Sem tardar instalou-se a crise de falta de produtos alimentares na Cidade. Vantajosa era a situação da UNITA que controlava todos os municípios e as populações onde havia produtos cultivados.


Nos primeiros dias da guerra do Huambo, as FAPLA detinham alguma superioridade, sobretudo material e técnica, decorrente do facto de ter sido a cidade, base do comando da Região Militar Centro. A estrutura do EMG das FALA que encontrava virada para aquartelamento e desmobilização teve que se remobilizou às pressas para responder ao imperativo de sobrevivência da UNITA e das populações do Huambo.


Não sei dizer como, mas aos poucos, o poder de fogo das FALA aumentou e a sorte das armas começou a ficar do lado da UNITA, talvez, porque as almas dos mártires sacrificados em Luanda quisessem um destino airoso para a UNITA e para o povo angolano.


Na sua reacção as FALA empurram os tanques de guerra para as suas posições de origem e consolidam o seu domínio no aeroporto, numa parte da Cidade Alta e tiveram como linha de progressão para os quartéis, os bairros de Aviação, Santo António, Pica Pau, Rua do Comércio e Kalomanda para o Palácio do Governo Provincial e delegação do ministério do Interior.


O maior avanço que os efectivos do General Sukisa conseguiram lograr na sua ofensiva contra as posições da UNITA na cidade foi terem chegado a zona do Bispado com tanques de guerra.


Daí em diante a situação veio a tornar-se cada vez mais desastrosa para as forças governamentais que ficam confinadas a uma zona sem abastecimento logístico e consequentemente sem força moral para levar avante a iniciativa de expulsar a UNITA da segunda maior cidade do país.


Katombela e Luanda pontos de origem das ordens operacionais e de eventuais apoios ou socorros ficavam a centenas de quilómetros. No corredor do Caminho de Ferro de Benguela - CFB, do Huambo – Benguela, todos os municípios estavam sob influência da UNITA. Na linha Huambo-Lobito, o controlo da UNITA ia até Balombo. A vasta extensão territorial sob vigilância da UNITA, tornava complicada qualquer tentativa de reforço aos efectivos governamentais em situação de desespero no Huambo. Mas essa realidade factual não foi observada por Luanda, que obcecada, decidiu partir para a guerra no Huambo, não se importando com os custos financeiros, materiais e humanos que tal estúpida decisão viria acarretar.
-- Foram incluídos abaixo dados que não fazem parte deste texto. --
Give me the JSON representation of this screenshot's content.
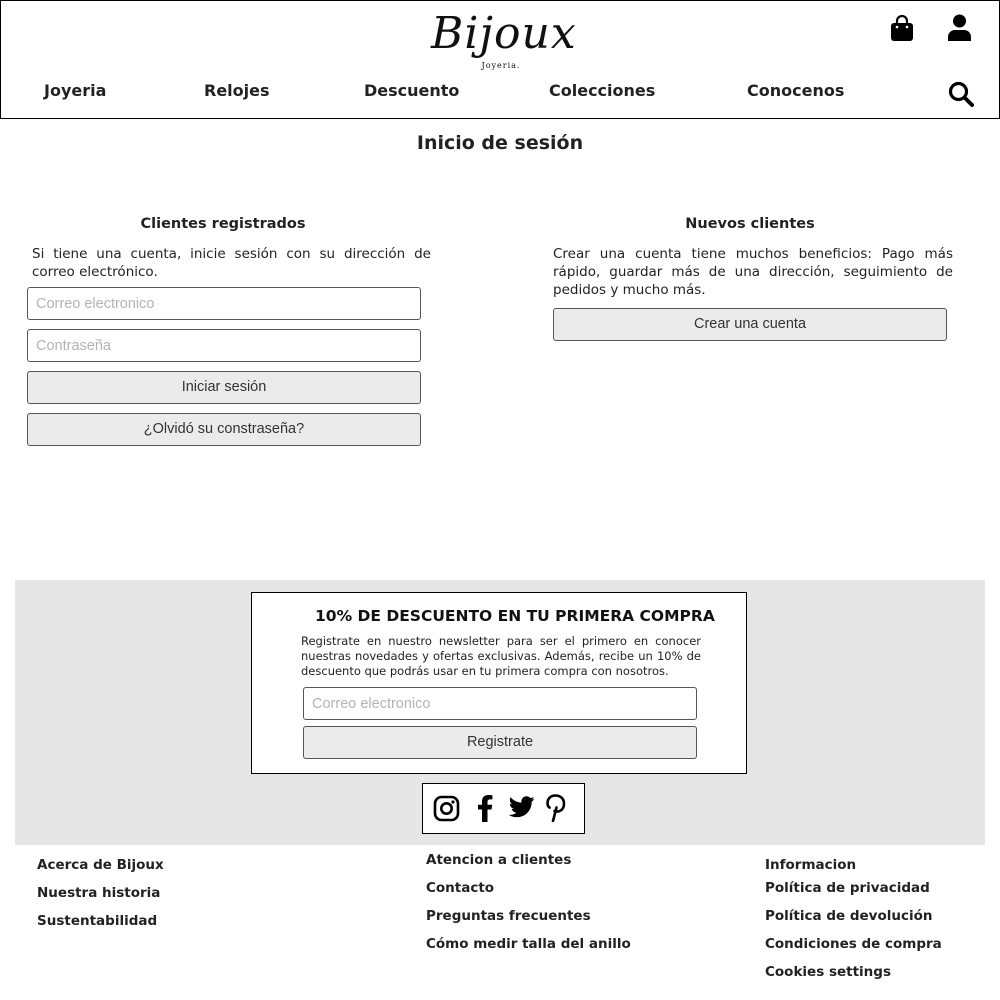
{
  "header": {
    "logo_text": "Bijoux",
    "logo_subtitle": "Joyeria.",
    "nav": [
      "Joyeria",
      "Relojes",
      "Descuento",
      "Colecciones",
      "Conocenos"
    ],
    "icons": [
      "shopping-bag-icon",
      "user-icon",
      "search-icon"
    ]
  },
  "main": {
    "title": "Inicio de sesión",
    "registered": {
      "title": "Clientes registrados",
      "text": "Si tiene una cuenta, inicie sesión con su dirección de correo electrónico.",
      "email_placeholder": "Correo electronico",
      "password_placeholder": "Contraseña",
      "login_button": "Iniciar sesión",
      "forgot_button": "¿Olvidó su constraseña?"
    },
    "new_clients": {
      "title": "Nuevos clientes",
      "text": "Crear una cuenta tiene muchos beneficios: Pago más rápido, guardar más de una dirección, seguimiento de pedidos y mucho más.",
      "create_button": "Crear una cuenta"
    }
  },
  "newsletter": {
    "title": "10% DE DESCUENTO EN TU PRIMERA COMPRA",
    "text": "Registrate en nuestro newsletter para ser el primero en conocer nuestras novedades y ofertas exclusivas. Además, recibe un 10% de descuento que podrás usar en tu primera compra con nosotros.",
    "email_placeholder": "Correo electronico",
    "button": "Registrate"
  },
  "social": [
    "instagram-icon",
    "facebook-icon",
    "twitter-icon",
    "pinterest-icon"
  ],
  "footer": {
    "col1": [
      "Acerca de Bijoux",
      "Nuestra historia",
      "Sustentabilidad"
    ],
    "col2": [
      "Atencion a clientes",
      "Contacto",
      "Preguntas frecuentes",
      "Cómo medir talla del anillo"
    ],
    "col3": [
      "Informacion",
      "Política de privacidad",
      "Política de devolución",
      "Condiciones de compra",
      "Cookies settings"
    ]
  },
  "colors": {
    "band_background": "#e6e6e6",
    "button_background": "#ebebeb",
    "text": "#222222"
  }
}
Nem mesmo a idéia de preservar a paz no Huambo onde se encontrava um dos co-signatários dos acordos de paz de Bicesse, lhes ocorreu.


Das tentativas de reforço empreendidas pela direcção militar do MPLA apenas uma de uma companhia de anti-motins aero-transportada conseguiu chegar ao Huambo, mas não reverteu a situação. Houve uma tentativa de levar abastecimento alimentar e logística por meio de lançamento de paraquedas que se revelou infrutífera.


Em total e completo desespero, Luanda decretou Huambo como uma zona de guerra e descarregou sobre a cidade e arredores toda a sua fúria, considerando as populações locais inimigas por apoiarem a UNITA. Os dias tornam-se nebulosos.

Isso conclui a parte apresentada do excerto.